Matthew Herbert is a British producer and a pioneer in the use of sound sampling for big bands. His last album, as Radio Boy, was "The Mechanics of Destruction." In collaboration with arranger Pete Wraight, he has integrated orchestra, sounds, and vocals in one of the most creative uses of the big band in my experience. It also won't be everyone's cup of tea, but then protest never is.
Herbert's own description of his approach to one of the songs, "The Three W's,"speaks to the CD as a whole. "It is in this last piece that I have realised my most complete vision of how modern music should sit. In its first instance it is a protest song. In its second instance, it is a carefully crafted, scored and recorded big band piece. In its third instance, it is a contemporary piece of music, processing those recordings with technology only available in the last two years. In its fourth and most important instance it uses sound for explicitly political purposes."

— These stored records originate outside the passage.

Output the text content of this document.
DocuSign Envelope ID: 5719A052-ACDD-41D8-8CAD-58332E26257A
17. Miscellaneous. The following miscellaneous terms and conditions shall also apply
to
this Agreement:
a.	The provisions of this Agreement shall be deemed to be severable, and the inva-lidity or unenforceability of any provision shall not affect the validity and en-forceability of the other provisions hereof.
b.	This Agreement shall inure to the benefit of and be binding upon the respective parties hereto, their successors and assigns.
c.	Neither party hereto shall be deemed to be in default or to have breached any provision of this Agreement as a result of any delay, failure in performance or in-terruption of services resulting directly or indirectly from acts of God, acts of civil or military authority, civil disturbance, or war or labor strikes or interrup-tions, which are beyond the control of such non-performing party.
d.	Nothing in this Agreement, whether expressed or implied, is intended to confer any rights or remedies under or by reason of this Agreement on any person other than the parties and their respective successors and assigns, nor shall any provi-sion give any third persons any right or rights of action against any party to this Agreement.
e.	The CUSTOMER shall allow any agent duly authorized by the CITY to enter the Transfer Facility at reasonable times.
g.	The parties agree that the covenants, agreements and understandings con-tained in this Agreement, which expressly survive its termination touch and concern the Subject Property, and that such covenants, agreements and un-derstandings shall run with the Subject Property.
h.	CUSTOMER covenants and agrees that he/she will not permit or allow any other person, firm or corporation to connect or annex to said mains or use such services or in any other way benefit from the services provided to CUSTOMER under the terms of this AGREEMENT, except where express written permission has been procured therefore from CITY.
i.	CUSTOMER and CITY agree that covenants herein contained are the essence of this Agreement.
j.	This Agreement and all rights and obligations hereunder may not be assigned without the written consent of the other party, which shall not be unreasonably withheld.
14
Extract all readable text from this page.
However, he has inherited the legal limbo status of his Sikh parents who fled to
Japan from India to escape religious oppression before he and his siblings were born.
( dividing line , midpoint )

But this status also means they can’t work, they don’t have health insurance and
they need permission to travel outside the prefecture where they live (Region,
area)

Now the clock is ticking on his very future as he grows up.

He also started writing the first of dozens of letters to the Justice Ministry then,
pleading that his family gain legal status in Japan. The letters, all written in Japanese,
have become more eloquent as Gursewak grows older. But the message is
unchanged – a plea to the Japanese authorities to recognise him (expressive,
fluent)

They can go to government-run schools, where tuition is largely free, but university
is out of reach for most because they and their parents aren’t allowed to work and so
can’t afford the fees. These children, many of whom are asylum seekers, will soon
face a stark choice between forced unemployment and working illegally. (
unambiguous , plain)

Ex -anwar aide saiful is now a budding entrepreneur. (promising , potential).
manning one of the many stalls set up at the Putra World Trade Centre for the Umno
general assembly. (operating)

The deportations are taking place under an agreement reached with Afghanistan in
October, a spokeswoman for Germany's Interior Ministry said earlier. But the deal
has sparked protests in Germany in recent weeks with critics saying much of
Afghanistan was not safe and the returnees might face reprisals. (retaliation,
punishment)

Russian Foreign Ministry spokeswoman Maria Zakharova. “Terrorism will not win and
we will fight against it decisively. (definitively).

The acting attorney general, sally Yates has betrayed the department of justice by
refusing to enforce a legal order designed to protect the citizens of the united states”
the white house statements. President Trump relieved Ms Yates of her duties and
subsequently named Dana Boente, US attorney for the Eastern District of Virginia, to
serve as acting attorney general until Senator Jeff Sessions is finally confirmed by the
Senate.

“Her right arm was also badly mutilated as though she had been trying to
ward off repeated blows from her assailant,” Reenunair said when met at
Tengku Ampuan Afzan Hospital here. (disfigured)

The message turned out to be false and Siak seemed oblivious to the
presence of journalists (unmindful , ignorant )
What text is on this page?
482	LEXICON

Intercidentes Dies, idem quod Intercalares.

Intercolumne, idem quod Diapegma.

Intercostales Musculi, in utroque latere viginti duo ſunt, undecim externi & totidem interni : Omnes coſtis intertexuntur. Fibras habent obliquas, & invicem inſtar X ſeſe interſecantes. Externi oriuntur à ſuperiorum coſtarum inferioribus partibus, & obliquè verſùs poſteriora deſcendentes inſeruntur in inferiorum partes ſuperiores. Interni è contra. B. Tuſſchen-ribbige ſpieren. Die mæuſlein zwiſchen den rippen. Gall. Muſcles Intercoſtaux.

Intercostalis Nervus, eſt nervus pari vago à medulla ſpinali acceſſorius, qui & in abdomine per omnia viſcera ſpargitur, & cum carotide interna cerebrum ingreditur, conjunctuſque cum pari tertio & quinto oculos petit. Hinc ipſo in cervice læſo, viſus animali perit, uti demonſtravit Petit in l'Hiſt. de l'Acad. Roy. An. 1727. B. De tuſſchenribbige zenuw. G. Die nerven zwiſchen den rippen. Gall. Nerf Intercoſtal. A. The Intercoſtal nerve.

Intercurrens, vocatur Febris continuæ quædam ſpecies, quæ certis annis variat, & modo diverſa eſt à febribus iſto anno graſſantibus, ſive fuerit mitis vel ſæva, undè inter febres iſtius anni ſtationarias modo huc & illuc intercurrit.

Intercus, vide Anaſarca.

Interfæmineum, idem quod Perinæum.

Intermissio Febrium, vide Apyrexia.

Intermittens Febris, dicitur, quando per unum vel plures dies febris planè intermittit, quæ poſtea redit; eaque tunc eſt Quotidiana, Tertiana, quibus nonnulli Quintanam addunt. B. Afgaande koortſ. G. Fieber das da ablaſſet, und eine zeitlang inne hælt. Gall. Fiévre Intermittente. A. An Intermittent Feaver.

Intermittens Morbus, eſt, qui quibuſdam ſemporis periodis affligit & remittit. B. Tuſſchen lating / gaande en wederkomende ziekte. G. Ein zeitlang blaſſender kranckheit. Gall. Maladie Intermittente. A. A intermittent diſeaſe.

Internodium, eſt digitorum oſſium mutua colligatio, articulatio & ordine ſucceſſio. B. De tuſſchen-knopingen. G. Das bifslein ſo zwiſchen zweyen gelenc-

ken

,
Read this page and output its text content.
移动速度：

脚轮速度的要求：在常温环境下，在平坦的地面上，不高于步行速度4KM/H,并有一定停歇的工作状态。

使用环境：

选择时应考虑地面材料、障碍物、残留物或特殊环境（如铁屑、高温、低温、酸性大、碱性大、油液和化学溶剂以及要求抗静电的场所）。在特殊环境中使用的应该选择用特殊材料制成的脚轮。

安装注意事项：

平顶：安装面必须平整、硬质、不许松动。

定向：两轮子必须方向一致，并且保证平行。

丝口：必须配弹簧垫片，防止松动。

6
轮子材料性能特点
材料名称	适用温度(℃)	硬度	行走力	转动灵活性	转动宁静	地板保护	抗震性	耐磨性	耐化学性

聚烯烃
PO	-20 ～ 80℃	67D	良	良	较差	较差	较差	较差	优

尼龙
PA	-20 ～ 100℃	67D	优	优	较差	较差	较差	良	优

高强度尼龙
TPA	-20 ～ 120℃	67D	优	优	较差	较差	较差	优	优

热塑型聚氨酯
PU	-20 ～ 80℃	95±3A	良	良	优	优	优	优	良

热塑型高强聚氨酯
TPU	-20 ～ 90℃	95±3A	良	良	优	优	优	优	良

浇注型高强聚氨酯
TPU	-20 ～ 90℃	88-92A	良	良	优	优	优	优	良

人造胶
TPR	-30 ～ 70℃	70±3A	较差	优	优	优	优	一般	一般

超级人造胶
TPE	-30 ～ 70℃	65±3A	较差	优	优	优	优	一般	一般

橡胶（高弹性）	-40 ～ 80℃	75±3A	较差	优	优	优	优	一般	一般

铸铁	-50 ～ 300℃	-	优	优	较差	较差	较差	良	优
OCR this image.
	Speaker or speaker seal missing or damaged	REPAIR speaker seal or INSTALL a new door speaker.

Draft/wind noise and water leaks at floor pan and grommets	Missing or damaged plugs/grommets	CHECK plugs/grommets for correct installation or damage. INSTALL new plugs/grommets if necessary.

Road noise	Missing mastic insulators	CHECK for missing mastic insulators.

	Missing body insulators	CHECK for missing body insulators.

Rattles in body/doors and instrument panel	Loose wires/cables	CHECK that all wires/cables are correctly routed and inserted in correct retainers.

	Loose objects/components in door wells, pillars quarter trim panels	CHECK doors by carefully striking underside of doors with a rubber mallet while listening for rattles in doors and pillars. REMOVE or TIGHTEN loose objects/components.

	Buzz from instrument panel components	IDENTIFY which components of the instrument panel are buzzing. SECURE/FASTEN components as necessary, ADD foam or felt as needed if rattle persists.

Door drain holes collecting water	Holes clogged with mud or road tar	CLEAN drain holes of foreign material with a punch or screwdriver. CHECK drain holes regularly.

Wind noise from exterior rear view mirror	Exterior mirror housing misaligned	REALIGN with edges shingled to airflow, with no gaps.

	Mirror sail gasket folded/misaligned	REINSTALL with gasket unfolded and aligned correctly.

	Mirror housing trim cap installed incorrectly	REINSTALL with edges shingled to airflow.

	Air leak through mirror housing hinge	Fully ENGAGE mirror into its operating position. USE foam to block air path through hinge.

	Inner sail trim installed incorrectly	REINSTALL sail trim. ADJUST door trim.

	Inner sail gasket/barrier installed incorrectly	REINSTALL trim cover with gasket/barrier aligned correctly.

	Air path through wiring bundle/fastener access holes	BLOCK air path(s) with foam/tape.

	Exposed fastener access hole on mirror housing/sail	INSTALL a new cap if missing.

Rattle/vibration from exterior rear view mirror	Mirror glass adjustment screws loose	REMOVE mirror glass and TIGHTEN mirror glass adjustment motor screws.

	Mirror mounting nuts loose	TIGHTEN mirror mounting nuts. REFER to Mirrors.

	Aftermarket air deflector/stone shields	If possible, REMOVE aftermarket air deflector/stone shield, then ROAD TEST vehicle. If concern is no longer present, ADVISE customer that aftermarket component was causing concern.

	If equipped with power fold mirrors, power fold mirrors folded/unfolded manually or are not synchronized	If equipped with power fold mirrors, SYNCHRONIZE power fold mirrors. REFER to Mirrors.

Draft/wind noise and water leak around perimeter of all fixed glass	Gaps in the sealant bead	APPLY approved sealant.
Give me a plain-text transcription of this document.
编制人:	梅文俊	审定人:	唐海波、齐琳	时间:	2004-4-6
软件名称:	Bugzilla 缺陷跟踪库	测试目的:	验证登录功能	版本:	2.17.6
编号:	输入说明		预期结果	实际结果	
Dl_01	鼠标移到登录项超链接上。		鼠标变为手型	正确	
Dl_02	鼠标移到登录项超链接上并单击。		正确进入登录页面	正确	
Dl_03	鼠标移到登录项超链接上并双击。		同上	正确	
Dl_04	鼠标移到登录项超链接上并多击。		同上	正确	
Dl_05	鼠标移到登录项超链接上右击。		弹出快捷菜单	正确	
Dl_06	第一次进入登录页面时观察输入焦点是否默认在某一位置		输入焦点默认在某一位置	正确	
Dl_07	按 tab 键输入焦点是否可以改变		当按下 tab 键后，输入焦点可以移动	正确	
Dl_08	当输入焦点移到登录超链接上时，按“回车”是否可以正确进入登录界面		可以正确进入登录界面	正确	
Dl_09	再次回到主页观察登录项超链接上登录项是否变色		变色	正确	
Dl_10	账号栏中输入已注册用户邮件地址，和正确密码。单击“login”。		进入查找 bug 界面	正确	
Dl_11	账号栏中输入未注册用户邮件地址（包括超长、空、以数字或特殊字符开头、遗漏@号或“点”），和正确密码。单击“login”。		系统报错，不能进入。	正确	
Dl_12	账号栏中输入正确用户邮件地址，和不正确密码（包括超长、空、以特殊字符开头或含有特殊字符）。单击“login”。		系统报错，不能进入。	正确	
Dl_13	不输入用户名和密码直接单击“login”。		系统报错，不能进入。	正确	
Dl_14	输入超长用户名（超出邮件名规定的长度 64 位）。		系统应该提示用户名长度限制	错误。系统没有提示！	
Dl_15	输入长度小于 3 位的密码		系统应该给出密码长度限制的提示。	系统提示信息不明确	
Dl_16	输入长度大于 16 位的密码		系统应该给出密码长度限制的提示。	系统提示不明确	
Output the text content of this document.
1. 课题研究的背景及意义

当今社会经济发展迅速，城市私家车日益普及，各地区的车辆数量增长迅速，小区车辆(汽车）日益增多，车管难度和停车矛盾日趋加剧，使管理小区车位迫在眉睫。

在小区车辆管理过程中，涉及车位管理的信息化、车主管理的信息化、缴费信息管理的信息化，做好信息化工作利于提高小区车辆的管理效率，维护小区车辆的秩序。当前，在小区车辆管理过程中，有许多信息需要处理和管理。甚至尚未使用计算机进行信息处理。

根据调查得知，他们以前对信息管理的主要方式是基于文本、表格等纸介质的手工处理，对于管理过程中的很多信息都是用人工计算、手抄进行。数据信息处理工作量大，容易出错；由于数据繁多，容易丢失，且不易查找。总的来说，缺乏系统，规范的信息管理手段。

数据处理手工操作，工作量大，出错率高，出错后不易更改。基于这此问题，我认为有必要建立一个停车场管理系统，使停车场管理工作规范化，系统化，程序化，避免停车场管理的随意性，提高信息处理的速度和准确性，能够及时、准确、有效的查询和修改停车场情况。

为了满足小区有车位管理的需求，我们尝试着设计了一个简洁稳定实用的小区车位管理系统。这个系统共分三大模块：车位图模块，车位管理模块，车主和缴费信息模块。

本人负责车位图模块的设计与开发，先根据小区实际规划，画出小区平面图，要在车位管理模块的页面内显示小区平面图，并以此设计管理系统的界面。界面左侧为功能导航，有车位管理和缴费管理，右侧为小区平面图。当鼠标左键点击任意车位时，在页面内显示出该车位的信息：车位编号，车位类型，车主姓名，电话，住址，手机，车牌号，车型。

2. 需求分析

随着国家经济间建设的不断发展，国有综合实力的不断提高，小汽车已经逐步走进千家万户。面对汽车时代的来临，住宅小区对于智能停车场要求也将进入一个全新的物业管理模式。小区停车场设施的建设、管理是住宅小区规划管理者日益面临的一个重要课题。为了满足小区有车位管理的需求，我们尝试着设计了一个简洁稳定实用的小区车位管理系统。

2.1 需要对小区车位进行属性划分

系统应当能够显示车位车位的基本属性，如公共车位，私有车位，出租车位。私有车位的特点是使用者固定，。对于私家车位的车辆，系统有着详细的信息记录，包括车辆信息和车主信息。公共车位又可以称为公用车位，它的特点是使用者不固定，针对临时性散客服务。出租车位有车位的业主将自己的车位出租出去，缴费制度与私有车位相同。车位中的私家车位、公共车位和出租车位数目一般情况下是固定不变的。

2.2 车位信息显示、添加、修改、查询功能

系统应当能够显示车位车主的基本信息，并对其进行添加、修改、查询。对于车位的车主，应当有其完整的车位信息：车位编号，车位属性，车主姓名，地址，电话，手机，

In preparing this review it became clear that one cannot just listen. The music, augmented by the sounds, will indeed produce a mood. The lyrics will tell a story. However, the lyrics may be abstract and there are always nuances that deserve more than one reading. As for the sounds, knowledge of their sources will amplify your understanding of the story. For example, the samples of printing and typing on "The Three W's" relate to a specific web site depicting US government involvement with Latin American dictators. Many songs utilize percussive effects created through the unusual use of books by relevant authors,among them, Noah Chomsky, Michael Moore and Scott Ritter.Fortunately the album includes the lyrics, a complete list of sound sources, and a wealth of technical detail.
This first-rate band has been to Montreaux and contains some of England's top jazz players. Solos were few but exciting, particularly on the catchy"Misprints." The most hard-driving swing was to be found in the midst of "The Battle." I was particularly moved by the opening "Turning Pages"- a somber march to where? - and Jamie Lidell's vocal on "Everything's Changed." Chromoshop takes you in lockstep through an instantly recognizable supermarket where you will be exposed to "not what I want, not what I need, not what I wanted at all." Then there's the power of the lyrics of "The Three W's", "ears should be burning, we should be learning this, here people start, hear people end." "Stationary" shows the full warmth of the orchestra. Perhaps there's hope.
This reviewer, a survivor of the Big Band era with liberal tastes in music and politics, found Matthew Herbert's work enlightening on many levels.